Recency weighting: 2026 races → 4.0×, 2025 → 2.5×, 2024 → 1.5×, 2022–2023 → 1.0×

3. Model training (f1_models.py)

Two separate scikit-learn Random Forest models:

  • Position predictor (regressor): predicts finishing position (1–20)
  • Win predictor (classifier): predicts probability of winning

Both use StandardScaler in a Pipeline. Models are pickled to f1_cache/ and only retrained when new 2026 race results appear (detected via a data hash).

4. Prediction output

For each remaining 2026 race:

  • Predicted finishing position
  • Win probability %
  • Podium probability %
  • Historical win rate at that circuit

DNFs are displayed as DNF (not a classified position) in completed races.

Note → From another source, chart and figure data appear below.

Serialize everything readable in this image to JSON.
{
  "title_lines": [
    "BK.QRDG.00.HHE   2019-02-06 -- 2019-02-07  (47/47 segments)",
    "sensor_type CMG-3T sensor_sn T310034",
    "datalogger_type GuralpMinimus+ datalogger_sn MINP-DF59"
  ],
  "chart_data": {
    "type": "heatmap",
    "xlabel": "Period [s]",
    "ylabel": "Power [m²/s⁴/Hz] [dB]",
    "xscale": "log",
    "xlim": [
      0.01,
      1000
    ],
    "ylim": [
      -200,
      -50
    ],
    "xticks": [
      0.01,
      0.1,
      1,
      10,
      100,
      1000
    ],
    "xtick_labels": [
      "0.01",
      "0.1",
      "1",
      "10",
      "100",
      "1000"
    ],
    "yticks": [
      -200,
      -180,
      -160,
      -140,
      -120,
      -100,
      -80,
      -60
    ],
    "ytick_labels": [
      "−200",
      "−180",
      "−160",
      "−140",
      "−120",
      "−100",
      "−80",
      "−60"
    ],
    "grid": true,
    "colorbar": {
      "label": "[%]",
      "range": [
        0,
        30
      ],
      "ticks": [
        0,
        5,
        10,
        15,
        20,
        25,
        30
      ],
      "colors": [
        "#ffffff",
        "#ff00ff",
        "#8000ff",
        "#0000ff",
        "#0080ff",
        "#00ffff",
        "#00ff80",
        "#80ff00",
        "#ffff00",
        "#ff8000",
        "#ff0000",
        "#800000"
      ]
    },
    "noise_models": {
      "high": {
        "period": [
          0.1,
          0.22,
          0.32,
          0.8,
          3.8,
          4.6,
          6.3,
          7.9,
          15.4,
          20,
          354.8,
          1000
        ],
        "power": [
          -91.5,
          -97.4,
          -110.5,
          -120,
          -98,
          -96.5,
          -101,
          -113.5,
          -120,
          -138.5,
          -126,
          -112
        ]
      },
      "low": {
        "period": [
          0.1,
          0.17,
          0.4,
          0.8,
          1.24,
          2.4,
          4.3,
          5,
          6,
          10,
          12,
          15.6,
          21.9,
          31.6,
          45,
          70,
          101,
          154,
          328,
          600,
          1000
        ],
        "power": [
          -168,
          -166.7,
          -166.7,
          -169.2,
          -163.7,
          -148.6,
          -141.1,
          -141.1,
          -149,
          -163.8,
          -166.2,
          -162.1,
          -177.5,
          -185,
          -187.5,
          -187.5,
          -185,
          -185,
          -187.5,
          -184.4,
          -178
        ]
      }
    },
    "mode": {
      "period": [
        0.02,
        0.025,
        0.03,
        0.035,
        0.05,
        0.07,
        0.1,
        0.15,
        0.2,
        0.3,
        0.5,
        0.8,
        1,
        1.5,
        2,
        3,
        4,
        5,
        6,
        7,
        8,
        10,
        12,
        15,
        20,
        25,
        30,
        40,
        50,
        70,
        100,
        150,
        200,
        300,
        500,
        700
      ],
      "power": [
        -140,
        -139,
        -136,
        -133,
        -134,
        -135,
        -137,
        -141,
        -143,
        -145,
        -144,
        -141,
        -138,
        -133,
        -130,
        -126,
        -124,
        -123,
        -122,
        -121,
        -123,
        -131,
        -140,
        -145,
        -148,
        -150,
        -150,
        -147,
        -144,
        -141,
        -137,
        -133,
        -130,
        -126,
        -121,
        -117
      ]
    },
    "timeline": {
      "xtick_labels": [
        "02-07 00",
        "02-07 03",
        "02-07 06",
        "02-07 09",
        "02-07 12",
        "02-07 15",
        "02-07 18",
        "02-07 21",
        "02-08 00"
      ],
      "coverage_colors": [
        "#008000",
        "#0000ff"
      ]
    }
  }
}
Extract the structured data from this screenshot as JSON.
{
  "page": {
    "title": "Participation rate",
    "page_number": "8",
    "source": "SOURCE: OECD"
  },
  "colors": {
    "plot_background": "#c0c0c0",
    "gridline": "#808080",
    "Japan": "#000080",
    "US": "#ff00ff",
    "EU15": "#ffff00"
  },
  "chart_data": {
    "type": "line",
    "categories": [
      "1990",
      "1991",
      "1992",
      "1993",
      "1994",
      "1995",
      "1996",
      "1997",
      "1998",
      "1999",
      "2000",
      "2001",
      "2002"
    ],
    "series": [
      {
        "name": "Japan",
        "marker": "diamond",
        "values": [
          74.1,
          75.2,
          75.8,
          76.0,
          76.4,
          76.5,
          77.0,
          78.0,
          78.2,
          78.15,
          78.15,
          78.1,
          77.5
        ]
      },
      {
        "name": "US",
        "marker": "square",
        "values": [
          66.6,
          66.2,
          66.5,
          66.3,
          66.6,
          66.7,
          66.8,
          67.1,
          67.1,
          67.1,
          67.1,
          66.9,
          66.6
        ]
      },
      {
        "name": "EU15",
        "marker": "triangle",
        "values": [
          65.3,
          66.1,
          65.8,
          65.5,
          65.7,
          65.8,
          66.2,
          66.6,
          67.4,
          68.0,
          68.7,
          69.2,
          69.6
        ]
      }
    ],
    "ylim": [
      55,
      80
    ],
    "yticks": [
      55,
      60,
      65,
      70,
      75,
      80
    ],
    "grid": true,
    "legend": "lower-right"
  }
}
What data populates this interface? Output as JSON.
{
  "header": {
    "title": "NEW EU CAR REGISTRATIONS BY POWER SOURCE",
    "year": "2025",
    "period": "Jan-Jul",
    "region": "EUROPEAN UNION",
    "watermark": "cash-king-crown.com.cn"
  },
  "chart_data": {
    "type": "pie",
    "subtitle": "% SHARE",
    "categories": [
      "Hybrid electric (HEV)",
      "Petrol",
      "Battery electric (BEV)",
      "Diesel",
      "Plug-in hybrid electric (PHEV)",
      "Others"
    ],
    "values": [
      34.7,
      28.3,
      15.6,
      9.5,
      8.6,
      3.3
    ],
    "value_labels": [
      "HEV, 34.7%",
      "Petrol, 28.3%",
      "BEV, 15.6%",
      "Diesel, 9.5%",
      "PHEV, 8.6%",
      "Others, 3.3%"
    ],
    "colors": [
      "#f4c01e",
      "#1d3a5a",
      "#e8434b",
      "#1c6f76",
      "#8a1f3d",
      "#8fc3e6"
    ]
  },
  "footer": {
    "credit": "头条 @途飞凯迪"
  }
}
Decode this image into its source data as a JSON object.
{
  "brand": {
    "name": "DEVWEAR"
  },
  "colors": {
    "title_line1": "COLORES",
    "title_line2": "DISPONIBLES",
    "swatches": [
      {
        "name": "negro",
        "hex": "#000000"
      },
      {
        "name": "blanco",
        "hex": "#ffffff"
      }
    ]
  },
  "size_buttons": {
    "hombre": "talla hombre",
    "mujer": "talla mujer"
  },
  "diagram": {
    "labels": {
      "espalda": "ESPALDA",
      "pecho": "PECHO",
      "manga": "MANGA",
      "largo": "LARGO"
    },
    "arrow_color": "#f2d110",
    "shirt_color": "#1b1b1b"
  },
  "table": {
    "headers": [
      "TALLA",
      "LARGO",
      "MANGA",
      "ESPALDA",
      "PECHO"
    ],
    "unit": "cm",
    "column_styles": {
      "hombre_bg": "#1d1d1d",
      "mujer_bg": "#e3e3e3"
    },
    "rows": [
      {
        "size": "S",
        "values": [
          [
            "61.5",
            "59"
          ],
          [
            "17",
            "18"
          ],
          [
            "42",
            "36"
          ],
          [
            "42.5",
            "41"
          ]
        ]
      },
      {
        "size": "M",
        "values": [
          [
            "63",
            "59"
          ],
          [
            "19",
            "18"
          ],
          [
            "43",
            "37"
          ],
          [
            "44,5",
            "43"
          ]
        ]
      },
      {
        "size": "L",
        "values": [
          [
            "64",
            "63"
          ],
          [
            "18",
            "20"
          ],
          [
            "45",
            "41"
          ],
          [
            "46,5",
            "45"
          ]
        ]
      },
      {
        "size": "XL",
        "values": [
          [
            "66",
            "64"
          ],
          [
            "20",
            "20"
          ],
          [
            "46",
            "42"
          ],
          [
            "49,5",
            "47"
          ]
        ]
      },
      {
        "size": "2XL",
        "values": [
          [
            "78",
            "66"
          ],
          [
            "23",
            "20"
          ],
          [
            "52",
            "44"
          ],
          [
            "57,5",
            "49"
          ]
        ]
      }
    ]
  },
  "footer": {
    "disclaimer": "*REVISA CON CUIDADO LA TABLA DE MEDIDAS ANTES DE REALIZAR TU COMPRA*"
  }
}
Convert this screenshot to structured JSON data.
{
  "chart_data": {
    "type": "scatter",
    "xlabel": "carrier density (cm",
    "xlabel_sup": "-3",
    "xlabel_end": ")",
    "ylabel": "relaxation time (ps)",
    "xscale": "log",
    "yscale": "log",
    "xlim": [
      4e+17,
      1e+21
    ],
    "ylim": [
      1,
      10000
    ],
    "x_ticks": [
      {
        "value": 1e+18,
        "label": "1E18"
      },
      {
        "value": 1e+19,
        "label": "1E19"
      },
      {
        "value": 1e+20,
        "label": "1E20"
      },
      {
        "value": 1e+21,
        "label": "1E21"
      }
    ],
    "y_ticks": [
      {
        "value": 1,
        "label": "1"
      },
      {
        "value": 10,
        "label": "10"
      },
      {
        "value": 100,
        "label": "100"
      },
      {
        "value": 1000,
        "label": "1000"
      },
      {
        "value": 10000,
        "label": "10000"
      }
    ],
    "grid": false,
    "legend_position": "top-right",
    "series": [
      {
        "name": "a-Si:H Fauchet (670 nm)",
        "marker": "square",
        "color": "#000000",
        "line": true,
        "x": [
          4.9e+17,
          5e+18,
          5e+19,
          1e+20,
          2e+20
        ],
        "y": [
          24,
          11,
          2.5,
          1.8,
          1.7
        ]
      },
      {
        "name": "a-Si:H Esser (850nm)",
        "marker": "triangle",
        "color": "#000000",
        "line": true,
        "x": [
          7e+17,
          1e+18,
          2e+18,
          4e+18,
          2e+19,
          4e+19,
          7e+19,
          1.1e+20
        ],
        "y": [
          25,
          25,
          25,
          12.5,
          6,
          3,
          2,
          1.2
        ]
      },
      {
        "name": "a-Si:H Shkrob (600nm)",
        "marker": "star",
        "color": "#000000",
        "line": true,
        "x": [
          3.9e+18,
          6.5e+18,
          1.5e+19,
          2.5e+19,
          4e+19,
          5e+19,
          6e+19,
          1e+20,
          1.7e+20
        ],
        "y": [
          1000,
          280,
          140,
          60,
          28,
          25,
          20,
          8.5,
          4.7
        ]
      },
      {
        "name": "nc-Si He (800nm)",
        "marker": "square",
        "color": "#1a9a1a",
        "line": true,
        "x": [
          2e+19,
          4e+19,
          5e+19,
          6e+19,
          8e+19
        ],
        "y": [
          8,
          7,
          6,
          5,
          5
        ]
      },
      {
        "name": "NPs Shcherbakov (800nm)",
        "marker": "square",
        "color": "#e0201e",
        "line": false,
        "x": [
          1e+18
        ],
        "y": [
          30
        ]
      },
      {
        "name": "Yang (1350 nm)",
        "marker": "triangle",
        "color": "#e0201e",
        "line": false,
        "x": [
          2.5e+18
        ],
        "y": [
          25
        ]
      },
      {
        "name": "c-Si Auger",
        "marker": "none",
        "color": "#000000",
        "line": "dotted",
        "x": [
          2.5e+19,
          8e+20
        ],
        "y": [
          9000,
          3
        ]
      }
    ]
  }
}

5. Championship simulation

Monte Carlo approach (10,000 iterations):

  • For each remaining race, randomly sample a finish outcome using the model's predicted probabilities
  • Sum the championship points across all remaining races
  • Report: mean projection, 10th percentile (worst-case), 50th percentile (median), 90th percentile (best-case)

Requirements

pandas>=2.0.0
numpy>=1.24.0
requests>=2.31.0
scikit-learn>=1.3.0

Python 3.9+ recommended.


Notes

  • Rate limits: The Jolpica API rate-limits aggressive parallel requests. The app automatically backs off with exponential retry (1s → 2s → 4s). First cold-cache run will be slow — this is normal.
  • Cache TTL: Race results refresh every 15 minutes. Force a full re-fetch anytime with --force-refresh.
  • 2026 calendar: Hardcoded in f1_api.py (CALENDAR_2026). Update each season as the FIA publishes the official schedule.

Built for personal use. Not affiliated with Red Bull Racing, Formula 1, or anyone who actually knows what they're doing.